In 1964-65 Karen Jackson lived in Moscow with her husband, David, while he was studying at the university in the field of journalism. The typewritten copies of her letters home written about every week begin in early September 1964 in Paris and end on July 5, 1965 when they were back in Paris en route home.
Details of everyday living were clearly of great interest to her family and Karen described in detail what it was like to live in student housing in Moscow. They were fortunate to have two rooms with bathroom facilities and use of a common kitchen "not too far away" (p. 3). There was room inspection every two weeks - "we get marked" Karen wrote (p. 69). Laundry was done via a bucket and agitator (p. 4).
Karen spent a good bit of time in food shopping and food preparation. They missed the variety of American foods even though they had access to university stores and to the embassy commissary.

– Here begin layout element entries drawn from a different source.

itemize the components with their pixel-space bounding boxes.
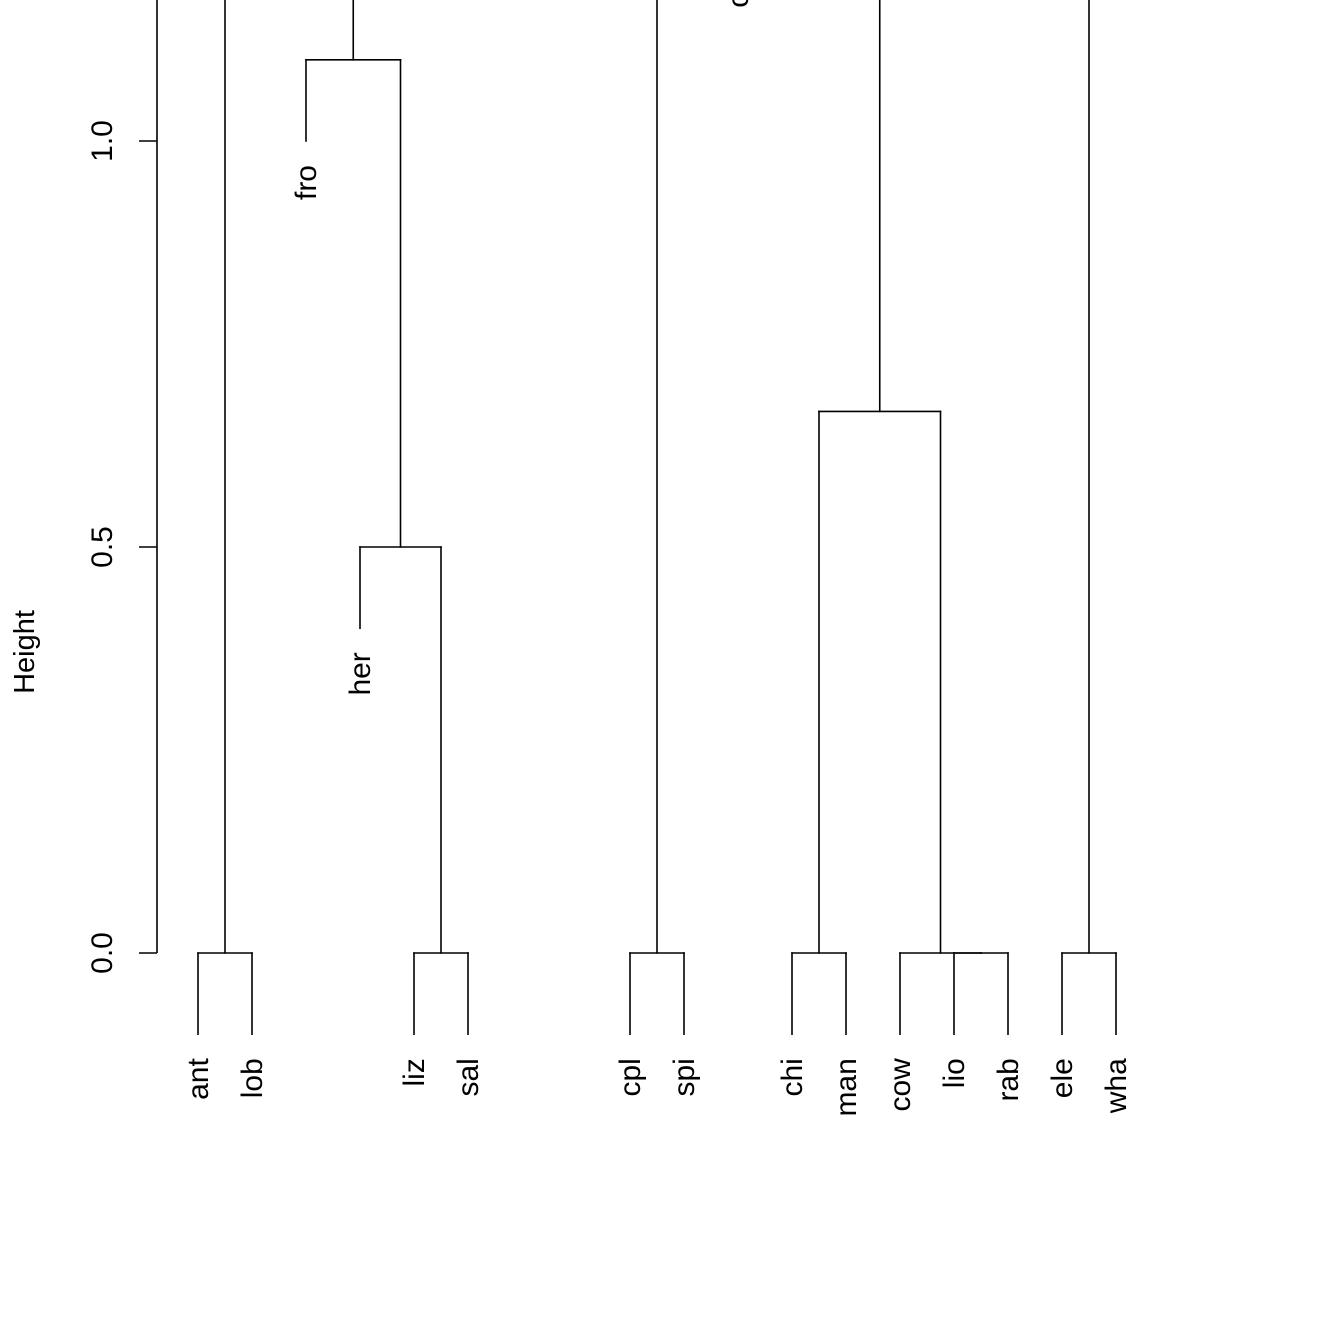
- y-tick-label: 1.0: [86, 120, 119, 162]
- leaf-label-cat: cat: [722, 0, 755, 8]
- leaf-label-her: her: [344, 652, 377, 695]
- leaf-label-cpl: cpl: [614, 1058, 647, 1096]
- leaf-label-man: man: [830, 1058, 863, 1116]
- leaf-label-wha: wha: [1100, 1058, 1133, 1114]
- leaf-label-liz: liz: [398, 1058, 431, 1086]
- leaf-label-ele: ele: [1046, 1058, 1079, 1098]
- y-tick-label: 0.5: [86, 526, 119, 568]
- leaf-label-cow: cow: [884, 1058, 917, 1112]
- leaf-label-lob: lob: [236, 1058, 269, 1098]
- dendrogram-tree: [197, 0, 1117, 1035]
- leaf-label-chi: chi: [776, 1058, 809, 1096]
- y-tick-label: 0.0: [86, 932, 119, 974]
- leaf-labels: ant lob liz sal cpl spi chi man lio rab cow ele wha h…: [182, 0, 1133, 1117]
- y-axis-label: Height: [9, 610, 41, 694]
- y-axis: 0.00.51.01.5: [86, 0, 158, 974]
- leaf-label-lio: lio: [938, 1058, 971, 1088]
- leaf-label-sal: sal: [452, 1058, 485, 1096]
- leaf-label-spi: spi: [668, 1058, 701, 1096]
- leaf-label-ant: ant: [182, 1058, 215, 1100]
- leaf-label-fro: fro: [290, 165, 323, 200]
- leaf-label-rab: rab: [992, 1058, 1025, 1101]
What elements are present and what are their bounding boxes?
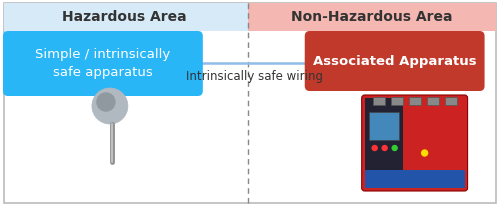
FancyBboxPatch shape [304, 31, 484, 91]
Text: Hazardous Area: Hazardous Area [62, 10, 186, 24]
FancyBboxPatch shape [362, 95, 468, 191]
Text: Non-Hazardous Area: Non-Hazardous Area [291, 10, 452, 24]
FancyBboxPatch shape [4, 3, 496, 203]
Bar [390, 97, 402, 105]
FancyBboxPatch shape [3, 31, 203, 96]
Bar [368, 112, 398, 140]
Bar [444, 97, 456, 105]
Text: Simple / intrinsically
safe apparatus: Simple / intrinsically safe apparatus [36, 48, 170, 78]
Circle shape [97, 93, 115, 111]
Bar [364, 98, 403, 170]
Bar [426, 97, 438, 105]
Bar [4, 3, 248, 31]
Bar [248, 3, 496, 31]
Circle shape [392, 145, 397, 151]
Bar [372, 97, 384, 105]
Text: Associated Apparatus: Associated Apparatus [313, 55, 476, 68]
Circle shape [422, 150, 428, 156]
Bar [364, 170, 464, 188]
Circle shape [372, 145, 377, 151]
Circle shape [382, 145, 387, 151]
Bar [408, 97, 420, 105]
Circle shape [92, 88, 128, 124]
Text: Intrinsically safe wiring: Intrinsically safe wiring [186, 69, 324, 82]
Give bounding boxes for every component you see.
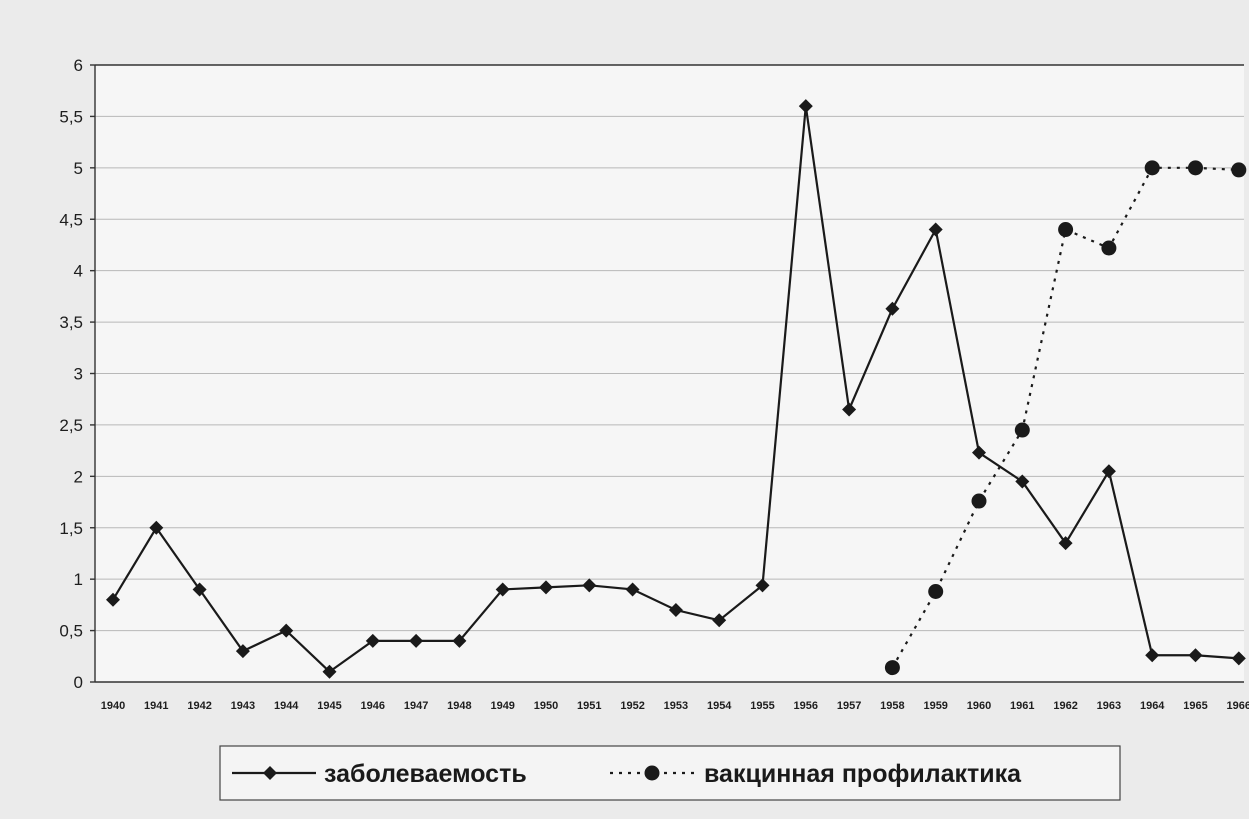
x-tick-label: 1959	[923, 700, 947, 712]
data-point	[1058, 222, 1074, 238]
data-point	[755, 578, 770, 593]
y-tick-label: 3	[74, 365, 83, 384]
x-tick-label: 1947	[404, 700, 428, 712]
x-axis-tick-labels: 1940 1941 1942 1943 1944 1945 1946 1947 1948 1949…	[101, 700, 1249, 712]
data-point	[235, 644, 250, 659]
data-point	[625, 582, 640, 597]
legend-item-1: заболеваемость	[232, 760, 527, 788]
data-point	[279, 623, 294, 638]
legend-label: вакцинная профилактика	[704, 760, 1022, 788]
data-point	[1145, 648, 1160, 663]
data-point	[1188, 648, 1203, 663]
x-tick-label: 1940	[101, 700, 125, 712]
data-point	[495, 582, 510, 597]
x-tick-label: 1962	[1053, 700, 1077, 712]
y-tick-label: 5,5	[59, 107, 83, 126]
x-tick-label: 1946	[361, 700, 385, 712]
data-point	[106, 592, 120, 607]
data-point	[582, 578, 597, 593]
data-point	[798, 99, 813, 114]
data-point	[712, 613, 727, 628]
data-point	[1101, 240, 1117, 256]
x-tick-label: 1966	[1227, 700, 1249, 712]
data-point	[365, 633, 380, 648]
y-tick-label: 5	[74, 159, 83, 178]
data-point	[192, 582, 207, 597]
data-point	[884, 660, 900, 676]
x-tick-label: 1950	[534, 700, 558, 712]
x-tick-label: 1955	[750, 700, 774, 712]
y-tick-label: 6	[74, 56, 83, 75]
y-tick-label: 1	[74, 570, 83, 589]
y-tick-label: 3,5	[59, 313, 83, 332]
legend: заболеваемость вакцинная профилактика	[219, 745, 1121, 801]
legend-marker	[263, 766, 277, 780]
data-point	[842, 402, 857, 417]
x-tick-label: 1958	[880, 700, 904, 712]
data-point	[409, 633, 424, 648]
data-point	[1188, 160, 1203, 176]
x-tick-label: 1964	[1140, 700, 1165, 712]
legend-box	[219, 745, 1121, 801]
x-tick-label: 1951	[577, 700, 601, 712]
data-point	[1231, 651, 1246, 666]
data-point	[928, 222, 943, 237]
x-tick-label: 1943	[231, 700, 255, 712]
legend-marker	[644, 765, 660, 781]
axes	[94, 64, 1244, 683]
x-tick-label: 1942	[187, 700, 211, 712]
x-tick-label: 1954	[707, 700, 732, 712]
data-point	[149, 520, 164, 535]
x-tick-label: 1960	[967, 700, 991, 712]
data-point	[322, 664, 337, 679]
data-point	[1058, 536, 1073, 551]
y-tick-label: 4,5	[59, 210, 83, 229]
x-tick-label: 1945	[317, 700, 341, 712]
y-tick-label: 0,5	[59, 622, 83, 641]
y-tick-label: 4	[74, 262, 83, 281]
x-tick-label: 1941	[144, 700, 168, 712]
data-point	[1101, 464, 1116, 479]
x-tick-label: 1957	[837, 700, 861, 712]
x-tick-label: 1948	[447, 700, 471, 712]
y-tick-label: 1,5	[59, 519, 83, 538]
data-point	[539, 580, 553, 595]
data-point	[971, 493, 987, 509]
legend-item-2: вакцинная профилактика	[610, 760, 1022, 788]
data-point	[928, 584, 944, 600]
y-axis-tick-labels: 0 0,5 1 1,5 2 2,5 3 3,5 4 4,5 5 5,5 6	[59, 56, 83, 692]
x-tick-label: 1963	[1097, 700, 1121, 712]
series-1	[106, 99, 1246, 679]
legend-label: заболеваемость	[324, 760, 527, 788]
data-point	[972, 445, 986, 460]
x-tick-label: 1952	[620, 700, 644, 712]
y-tick-label: 2	[74, 467, 83, 486]
data-point	[885, 301, 900, 316]
data-point	[668, 603, 683, 618]
data-point	[1015, 474, 1030, 489]
data-point	[1144, 160, 1160, 176]
x-tick-label: 1949	[490, 700, 514, 712]
x-tick-label: 1956	[794, 700, 818, 712]
data-point	[1014, 422, 1030, 438]
data-point	[1231, 162, 1247, 178]
x-tick-label: 1961	[1010, 700, 1034, 712]
x-tick-label: 1953	[664, 700, 688, 712]
data-point	[452, 633, 467, 648]
series-2	[884, 160, 1247, 676]
y-tick-label: 2,5	[59, 416, 83, 435]
x-tick-label: 1965	[1183, 700, 1207, 712]
x-tick-label: 1944	[274, 700, 299, 712]
data-series	[106, 99, 1247, 679]
y-tick-label: 0	[74, 673, 83, 692]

Karen arranged to have Russian lessons in exchange for English lessons and became friendly with her English teacher who had a new spacious cooperative apartment (with ceiling cracks) where she was invited to dinner (p. 74). She spent much of her time reading, frequently in the library (where a cloakroom line awaited entrance until someone departed -p. 85) and in visits, sometimes with David, to museums, factories, schools, a hospital, and various monuments. Together at bargain prices they enjoyed the theatre, ballet, opera, and they were caught up in Red Square celebrations (p. 19, 31). They also managed several trips outside Moscow - to Central Asia, Kiev, Leningrad.
The weather was a regular source of comment, from early October when it was like New England in November through a long cold snowy winter.
These letters provide a good source of information about the experiences of young American graduate students in the USSR in the mid-sixties.